Doctors told David's family that he had seriously high blood pressure, a condition normally associated with the overweight and middle-aged. But David was neither of those things. He seemed fit and healthy - and he was only 13.
By the time he started receiving treatment, though, his heart was enlarged, indicating an elevated risk of cardiac attack or failure. Doctors prescribed medications, but most of all they ordered him to cut down drastically on salt - the prime suspect in causing hypertension.
David Beeching's predicament is increasingly common among Canadian children and teens, and experts say it is due to the dangerously large amount of salt most of them consume - which for some can be sheer poison.
Hypertension may not sound so grim in itself, but it is a leading cause of heart disease and stroke, which kill more Canadians a year than anything but cancer.
Canadians overall take in about 3,100 milligrams of sodium a day - more than double the recommended intake for any age group and significantly higher than the upper limit most people can consume without compromising their health (2,300 mg, or roughly one teaspoon of table salt).
But a survey conducted by Statistics Canada in 2004 found that even toddlers were consuming more than 1,900 mg of sodium a day, nearly double what is recommended for them.
What's more, 90 per cent of children 4 to 8 years old were not only consuming more than the upper tolerable amount of sodium for their age group every day - they were exceeding the maximum safe levels for adults. (For comprehensive figures, see sidebar, "A pinch to a binge.")
High blood pressure and heart disease aren't the only consequences. Excessive sodium has also been associated with an increased risk for stomach cancer, kidney disease, osteoporosis and asthma.
Doctors in Canada and the U.S., such as pediatric urologist Walid Farhat at Toronto's Hospital for Sick Children, also have noted a rise in the number of young patients suffering from kidney stones - a disturbing trend they link to the way high sodium increases the body's excretion of calcium.
"We see patients from the age of 1 all the way up to the age of 15," Dr. Farhat says. "It's all across North America."
Reducing Canada's salt intake is no simple matter, though. After David's family got the news, says his mother France Savoie, she determinedly "scared him off" the habit of adding extra salt to his food. But since then, she has learned that putting away the salt shaker isn't nearly enough.
Even though she's a full-time nurse in Mont-Saint-Hilaire, Que., Ms. Savoie had never realized just how much of the sodium consumed by modern Canadians is already in the food we buy. Seventy to 80 per cent of it comes from packaged, processed foods in which sodium is relied on as a preservative and to enhance flavour.

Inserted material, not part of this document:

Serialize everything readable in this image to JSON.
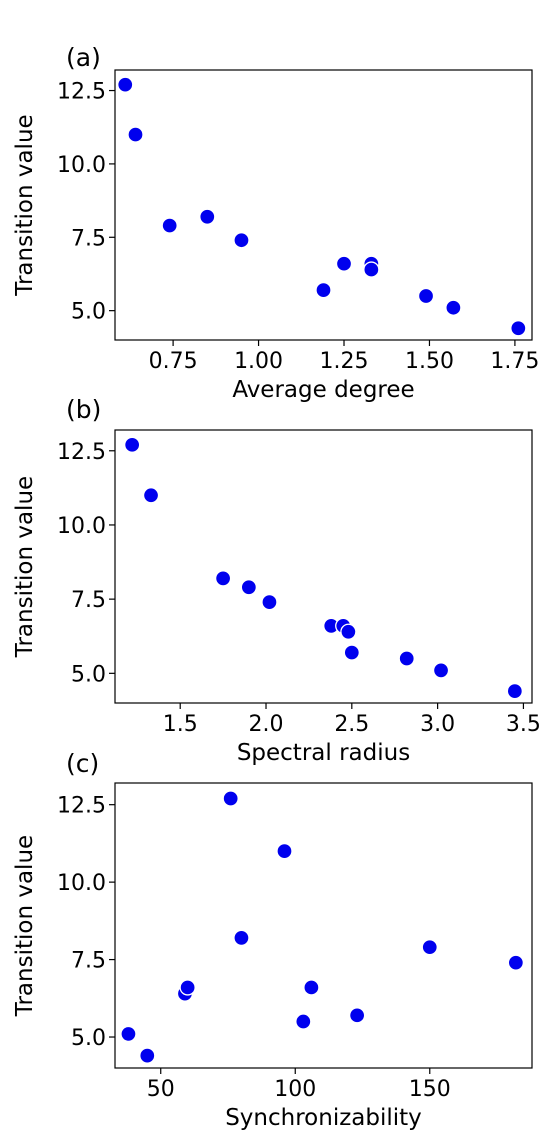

That, of course, includes salty snacks such as potato chips and pizza. But some of the worst offenders are much less obvious, such as store-bought tomato sauce and breakfast cereal.
The Statistics Canada researchers didn't even include salt added by the consumer. It was hardly necessary, given that a cup of Cheerios with a cup of skim milk, a cup of Campbell's tomato soup and one large flax tortilla add up to more than the adult daily recommended intake - and that's without having any dinner.
Now, Canada's leading health experts are finally sounding the alarm that excess sodium is creating an entirely preventable public-health crisis. But so far Ottawa has done little to address the issue.
Five million Canadians have high blood pressure. Norm Campbell, a medical professor at the University of Calgary, says that simply reducing dietary sodium to nearer recommended amounts would eliminate one case in five.